The forum was held as part of a biannual dialogue held between the business community, donors and the government. During the meeting, foreign business executives said that Vietnam needs to improve its investment climate, particularly given that investors around would have become very cautious.
According to the American Chamber of Commerce, Vietnam has great potential and the investment environment has been "generally positive." However, the group said it is concerned that Vietnam may become stuck in the middle-income trap and may not succeed at the transition from low-skill and low value-added manufacturing to higher value-added manufacturing and services.
Meanwhile, the Nordic Business Association in Ho Chi Minh City complained that its members are still experiencing problems due to increased transportation and logistics costs. "In order for Vietnam to remain competitive compared with its neighboring countries it is important to reduce the current logistic cost and in particular for the exported goods," it said.
Members of the association, however, expressed confidence in their Vietnamese investments, in the long term. "Several new Nordic companies have increased their present investments and new companies have been established during the past year," according to Sigmund Stromme, chairman of the association.

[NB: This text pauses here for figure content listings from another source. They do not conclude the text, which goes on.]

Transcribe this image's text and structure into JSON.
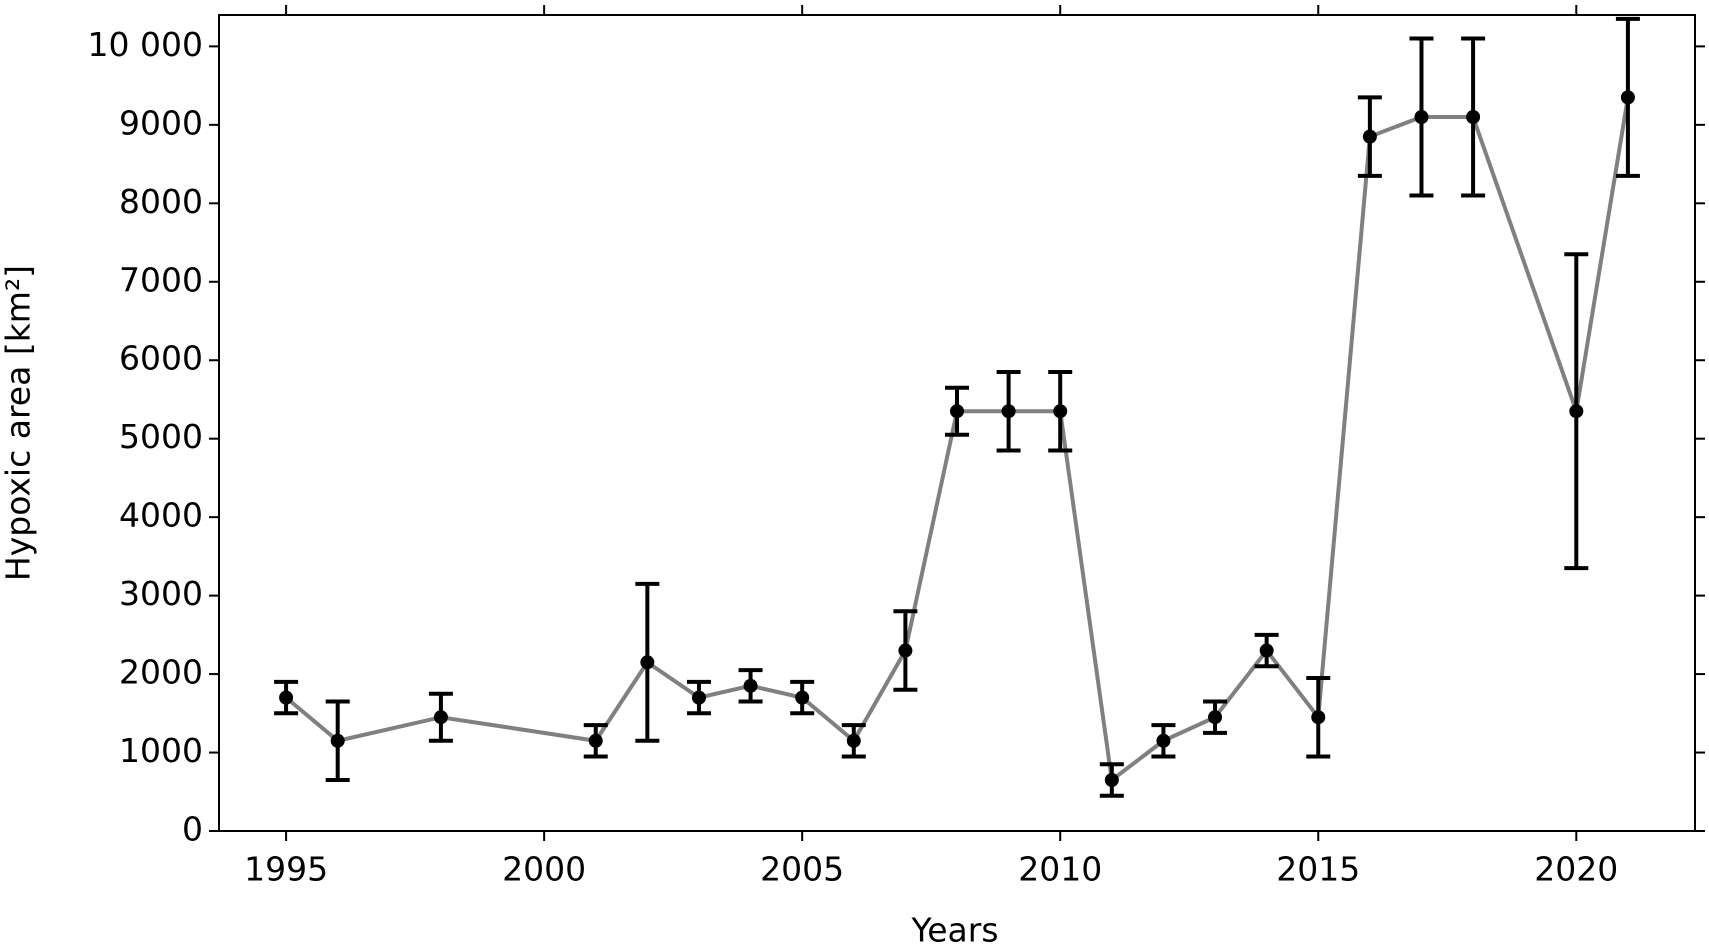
{
  "chart_data": {
    "type": "line",
    "x_label": "Years",
    "y_label": "Hypoxic area [km²]",
    "x": [
      1995,
      1996,
      1998,
      2001,
      2002,
      2003,
      2004,
      2005,
      2006,
      2007,
      2008,
      2009,
      2010,
      2011,
      2012,
      2013,
      2014,
      2015,
      2016,
      2017,
      2018,
      2020,
      2021
    ],
    "series": [
      {
        "color": "#808080",
        "marker_color": "#000000",
        "values": [
          1700,
          1150,
          1450,
          1150,
          2150,
          1700,
          1850,
          1700,
          1150,
          2300,
          5350,
          5350,
          5350,
          650,
          1150,
          1450,
          2300,
          1450,
          8850,
          9100,
          9100,
          5350,
          9350
        ],
        "errors": [
          200,
          500,
          300,
          200,
          1000,
          200,
          200,
          200,
          200,
          500,
          300,
          500,
          500,
          200,
          200,
          200,
          200,
          500,
          500,
          1000,
          1000,
          2000,
          1000
        ]
      }
    ],
    "xlim": [
      1993.7,
      2022.3
    ],
    "ylim": [
      0,
      10400
    ],
    "xticks": [
      1995,
      2000,
      2005,
      2010,
      2015,
      2020
    ],
    "yticks": [
      0,
      1000,
      2000,
      3000,
      4000,
      5000,
      6000,
      7000,
      8000,
      9000,
      {
        "value": 10000,
        "label": "10 000"
      }
    ]
  }
}
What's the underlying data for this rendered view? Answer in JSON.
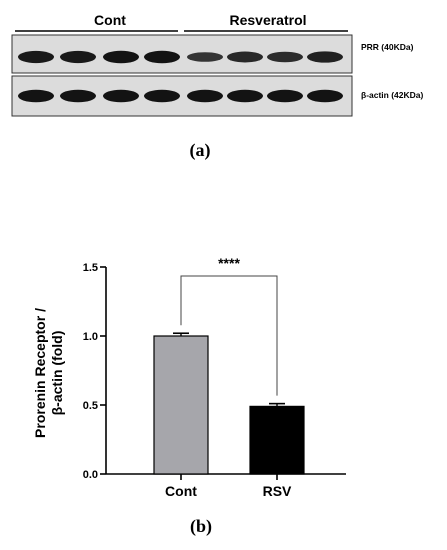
{
  "figure": {
    "panel_a": {
      "label": "(a)",
      "groups": [
        "Cont",
        "Resveratrol"
      ],
      "blots": [
        {
          "label": "PRR (40KDa)",
          "lanes": [
            0.85,
            0.85,
            0.9,
            0.9,
            0.55,
            0.7,
            0.65,
            0.75
          ]
        },
        {
          "label": "β-actin (42KDa)",
          "lanes": [
            0.9,
            0.9,
            0.9,
            0.9,
            0.9,
            0.9,
            0.9,
            0.9
          ]
        }
      ]
    },
    "panel_b": {
      "label": "(b)"
    }
  },
  "chart_data": {
    "type": "bar",
    "categories": [
      "Cont",
      "RSV"
    ],
    "values": [
      1.0,
      0.49
    ],
    "errors": [
      0.02,
      0.02
    ],
    "colors": [
      "#a6a6ab",
      "#000000"
    ],
    "ylabel_lines": [
      "Prorenin Receptor /",
      "β-actin (fold)"
    ],
    "ylim": [
      0.0,
      1.5
    ],
    "yticks": [
      "0.0",
      "0.5",
      "1.0",
      "1.5"
    ],
    "significance": "****",
    "grid": false
  }
}
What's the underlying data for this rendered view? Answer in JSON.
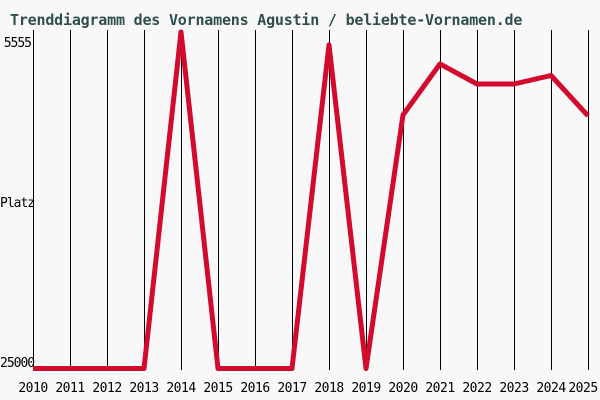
{
  "chart_data": {
    "type": "line",
    "title": "Trenddiagramm des Vornamens Agustin / beliebte-Vornamen.de",
    "ylabel": "Platz",
    "y_tick_top": "5555",
    "y_tick_bottom": "25000",
    "ylim": [
      25000,
      5555
    ],
    "y_axis_inverted": true,
    "categories": [
      "2010",
      "2011",
      "2012",
      "2013",
      "2014",
      "2015",
      "2016",
      "2017",
      "2018",
      "2019",
      "2020",
      "2021",
      "2022",
      "2023",
      "2024",
      "2025"
    ],
    "values": [
      25000,
      25000,
      25000,
      25000,
      5555,
      25000,
      25000,
      25000,
      6300,
      25000,
      10350,
      7400,
      8560,
      8560,
      8070,
      10400
    ],
    "grid": "vertical-only",
    "legend": "none"
  },
  "colors": {
    "line": "#D20A2D",
    "title_text": "#2F4F4F",
    "labels": "#000000",
    "grid": "#000000",
    "background": "#F8F8F8"
  }
}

Finland-based mobile phone maker Nokia Oyj began building a plant in the northern province of Bac Ninh in April. The firm hopes to begin handset production next year, following Intel Corp., Samsung Electronics Co., and Piaggio into Vietnam's growing manufacturing market.
On Tuesday, ANZ issued a report saying that FDI into Vietnam's electronics and telecommunication industries has increased significantly, suggesting that relatively low labor cost and government incentives to increase investment in the high-technology industries have attracted tech investors.
The bank said that Nokia will be joined by Wintek, a maker of panels for Apple's iPhone, and Japanese printer producer Kyocera in bringing large tech factories online in 2012-2013.